On 16 Mar 2010, at 19:29, Brent Meeker wrote:

On 3/16/2010 6:03 AM, Stathis Papaioannou wrote:

On 16 March 2010 20:29, russell standish <li...@hpcoders.com.au> wrote:

I've been following the thread on Jack's partial brains paper,
although I've been too busy to comment. I did get a moment to read the paper this evening, and I was abruptly stopped by a comment on page 2:

"On the second hypothesis [Sudden Disappearing Qualia], the
replacement of a single neuron could be responsible for the vanishing
of an entire field of conscious experience. This seems antecedently
implausible, if not entirely bizarre."

Why? Why isn't it like the straw that broke the camel's back? When
pulling apart a network, link by link, there will be a link removed
that causes the network to go from being almost fully connected to
being disconnected. It need not be the same link each time, it will
depend on the order in which the links are removed.

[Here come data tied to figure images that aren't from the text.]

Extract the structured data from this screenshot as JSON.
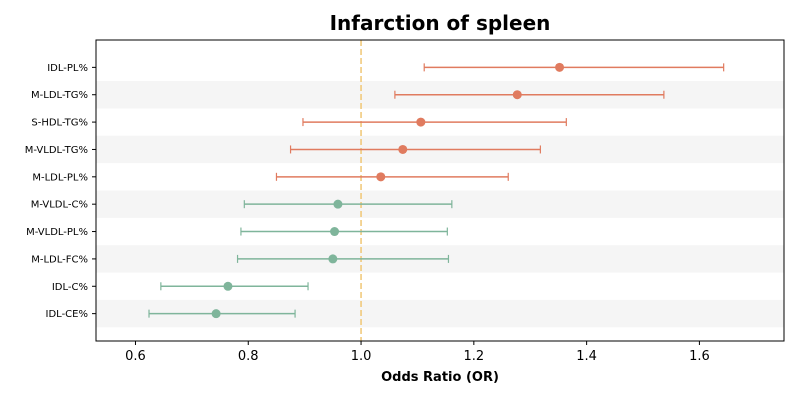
{
  "chart_data": {
    "type": "forest",
    "title": "Infarction of spleen",
    "xlabel": "Odds Ratio (OR)",
    "ylabel": "",
    "xlim": [
      0.53,
      1.75
    ],
    "xticks": [
      0.6,
      0.8,
      1.0,
      1.2,
      1.4,
      1.6
    ],
    "xtick_labels": [
      "0.6",
      "0.8",
      "1.0",
      "1.2",
      "1.4",
      "1.6"
    ],
    "reference_line": 1.0,
    "reference_line_color": "#f0c674",
    "row_band_color": "#f5f5f5",
    "colors": {
      "risk": "#e07b5f",
      "protective": "#7fb59b"
    },
    "grid": false,
    "rows": [
      {
        "label": "IDL-PL%",
        "or": 1.352,
        "lower": 1.112,
        "upper": 1.643,
        "group": "risk"
      },
      {
        "label": "M-LDL-TG%",
        "or": 1.277,
        "lower": 1.06,
        "upper": 1.537,
        "group": "risk"
      },
      {
        "label": "S-HDL-TG%",
        "or": 1.106,
        "lower": 0.897,
        "upper": 1.364,
        "group": "risk"
      },
      {
        "label": "M-VLDL-TG%",
        "or": 1.074,
        "lower": 0.875,
        "upper": 1.318,
        "group": "risk"
      },
      {
        "label": "M-LDL-PL%",
        "or": 1.035,
        "lower": 0.85,
        "upper": 1.261,
        "group": "risk"
      },
      {
        "label": "M-VLDL-C%",
        "or": 0.959,
        "lower": 0.793,
        "upper": 1.161,
        "group": "protective"
      },
      {
        "label": "M-VLDL-PL%",
        "or": 0.953,
        "lower": 0.787,
        "upper": 1.153,
        "group": "protective"
      },
      {
        "label": "M-LDL-FC%",
        "or": 0.95,
        "lower": 0.781,
        "upper": 1.155,
        "group": "protective"
      },
      {
        "label": "IDL-C%",
        "or": 0.764,
        "lower": 0.645,
        "upper": 0.906,
        "group": "protective"
      },
      {
        "label": "IDL-CE%",
        "or": 0.743,
        "lower": 0.624,
        "upper": 0.883,
        "group": "protective"
      }
    ]
  }
}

I made a similar criticism against David Parfitt's Napoleon thought
experiment a couple of years ago on this list - I understand that
fading qualia is a popular intuition, but it just seems wrong to
me. Can anyone give me a convincing reason why the suddenly
disappearing qualia notion is absurd?

Fading qualia would result in a partial zombie, and that concept is
self-contradictory. It means I could be a partial zombie now,
completely blind since waking up this morning, but behaving normally
and unaware that anything unusual had happened. The implications of
this is that zombie vision is just as good as normal vision in every
objective and subjective way, so we may as well say that it is the
same as normal vision. In other words, the qualia can't fade and leave
the behaviour of the brain unchanged.


I think this is a dubious argument based on our lack of understanding of qualia. Presumably one has many thoughts that do not result in any overt action. So if I lost a few neurons (which I do continuously) it might mean that there are some thoughts I don't have or some associations I don't make, so eventually I may "fade" to the level of consciousness of my dog. Is my dog a "partial zombie"?

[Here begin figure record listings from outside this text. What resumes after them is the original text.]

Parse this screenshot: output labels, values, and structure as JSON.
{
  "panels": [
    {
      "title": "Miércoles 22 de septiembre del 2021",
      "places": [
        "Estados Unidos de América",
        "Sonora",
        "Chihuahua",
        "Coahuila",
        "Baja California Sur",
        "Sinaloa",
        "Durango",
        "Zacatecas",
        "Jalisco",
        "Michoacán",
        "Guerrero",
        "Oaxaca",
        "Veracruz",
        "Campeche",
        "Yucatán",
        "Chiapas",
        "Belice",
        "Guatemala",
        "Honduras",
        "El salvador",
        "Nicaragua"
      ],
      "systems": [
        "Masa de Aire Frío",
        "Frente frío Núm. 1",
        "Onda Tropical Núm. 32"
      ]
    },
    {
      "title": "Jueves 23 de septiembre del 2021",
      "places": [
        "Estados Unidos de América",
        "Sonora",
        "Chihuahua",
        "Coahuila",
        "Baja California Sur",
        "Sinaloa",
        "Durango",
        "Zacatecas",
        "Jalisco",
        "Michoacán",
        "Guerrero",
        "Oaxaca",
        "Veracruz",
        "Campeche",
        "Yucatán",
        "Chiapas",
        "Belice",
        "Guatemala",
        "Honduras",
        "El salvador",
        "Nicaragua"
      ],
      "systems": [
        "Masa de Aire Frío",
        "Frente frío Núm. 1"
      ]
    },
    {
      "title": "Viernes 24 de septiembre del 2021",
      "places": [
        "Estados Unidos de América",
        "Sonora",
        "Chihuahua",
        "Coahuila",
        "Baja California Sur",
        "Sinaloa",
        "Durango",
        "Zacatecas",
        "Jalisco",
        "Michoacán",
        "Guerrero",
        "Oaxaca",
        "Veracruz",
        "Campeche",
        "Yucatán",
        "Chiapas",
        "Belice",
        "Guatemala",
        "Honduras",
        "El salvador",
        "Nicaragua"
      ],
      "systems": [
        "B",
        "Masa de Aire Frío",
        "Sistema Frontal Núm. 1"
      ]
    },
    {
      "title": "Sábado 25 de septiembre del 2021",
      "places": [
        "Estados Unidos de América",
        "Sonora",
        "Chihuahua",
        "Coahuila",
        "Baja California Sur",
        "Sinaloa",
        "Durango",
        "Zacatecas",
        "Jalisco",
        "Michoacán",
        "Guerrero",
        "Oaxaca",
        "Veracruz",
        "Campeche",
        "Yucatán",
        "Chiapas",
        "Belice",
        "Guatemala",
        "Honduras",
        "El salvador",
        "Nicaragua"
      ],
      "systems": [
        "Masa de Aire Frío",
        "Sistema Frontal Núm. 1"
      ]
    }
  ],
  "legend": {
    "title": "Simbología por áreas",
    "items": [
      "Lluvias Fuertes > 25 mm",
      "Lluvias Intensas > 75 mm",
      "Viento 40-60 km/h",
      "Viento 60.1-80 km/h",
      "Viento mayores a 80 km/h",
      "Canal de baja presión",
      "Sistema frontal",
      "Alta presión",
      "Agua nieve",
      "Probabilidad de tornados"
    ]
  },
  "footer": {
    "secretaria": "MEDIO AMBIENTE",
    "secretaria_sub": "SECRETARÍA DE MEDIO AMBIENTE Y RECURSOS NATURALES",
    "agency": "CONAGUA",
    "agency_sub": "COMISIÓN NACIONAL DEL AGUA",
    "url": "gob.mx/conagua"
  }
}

A priori the dog is not a zombie at all. It may be like us after taking some strong psych-active substance, disabling it intellectually. If enough neurons are disabled, it may lose Löbianity, but not yet necessarliy consciousness. If even more neurons are disabled, it will lose the ability to manifest his consciousness relatively to you, and it will be senseless to attribute him consciousness, but from its own perspective it will be "another dog" or "another universal machine" in Platonia.

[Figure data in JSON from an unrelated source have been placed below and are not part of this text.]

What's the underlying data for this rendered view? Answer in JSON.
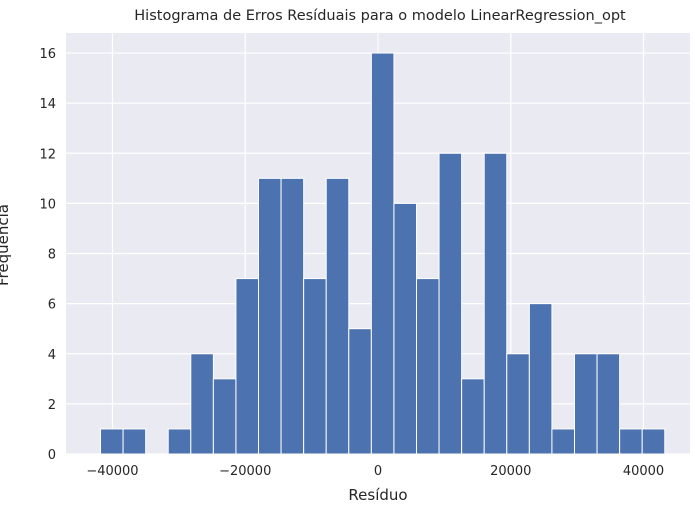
{
  "chart_data": {
    "type": "bar",
    "title": "Histograma de Erros Resíduais para o modelo LinearRegression_opt",
    "xlabel": "Resíduo",
    "ylabel": "Frequência",
    "bin_edges": [
      -41800,
      -38400,
      -35000,
      -31600,
      -28200,
      -24800,
      -21400,
      -18000,
      -14600,
      -11200,
      -7800,
      -4400,
      -1000,
      2400,
      5800,
      9200,
      12600,
      16000,
      19400,
      22800,
      26200,
      29600,
      33000,
      36400,
      39800,
      43200
    ],
    "values": [
      1,
      1,
      0,
      1,
      4,
      3,
      7,
      11,
      11,
      7,
      11,
      5,
      16,
      10,
      7,
      12,
      3,
      12,
      4,
      6,
      1,
      4,
      4,
      1,
      1
    ],
    "xlim": [
      -47000,
      47000
    ],
    "ylim": [
      0,
      16.8
    ],
    "xticks": [
      -40000,
      -20000,
      0,
      20000,
      40000
    ],
    "xtick_labels": [
      "−40000",
      "−20000",
      "0",
      "20000",
      "40000"
    ],
    "yticks": [
      0,
      2,
      4,
      6,
      8,
      10,
      12,
      14,
      16
    ],
    "ytick_labels": [
      "0",
      "2",
      "4",
      "6",
      "8",
      "10",
      "12",
      "14",
      "16"
    ],
    "grid": true,
    "colors": {
      "bar": "#4c72b0",
      "background": "#eaeaf2",
      "grid": "#ffffff"
    }
  }
}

I think the question of whether there could be a philosophical zombie is ill posed because we don't know what is responsible for qualia. I speculate that they are tags of importance or value that get attached to perceptions so that they are stored in short term memory. Then, because evolution cannot redesign things, the same tags are used for internal thoughts that seem important enough to put in memory. If this is the case then it might be possible to design a robot which used a different method of evaluating experience for storage and it would not have qualia like humans - but would it have some other kind of qualia? Since we don't know what qualia are in a third person sense there seems to be no way to answer that.


If the robot can reason logically and believes in the induction axioms, it will be Löbian, and the 8 arithmetical hypostases will necessarily apply. In that case, if you find Theaetetus' theory of knowledge plausible, then it is plausible that it has a personhood, and its qualia are described by S4Grz1, X1* and Z1*, whatever the means of storage are used.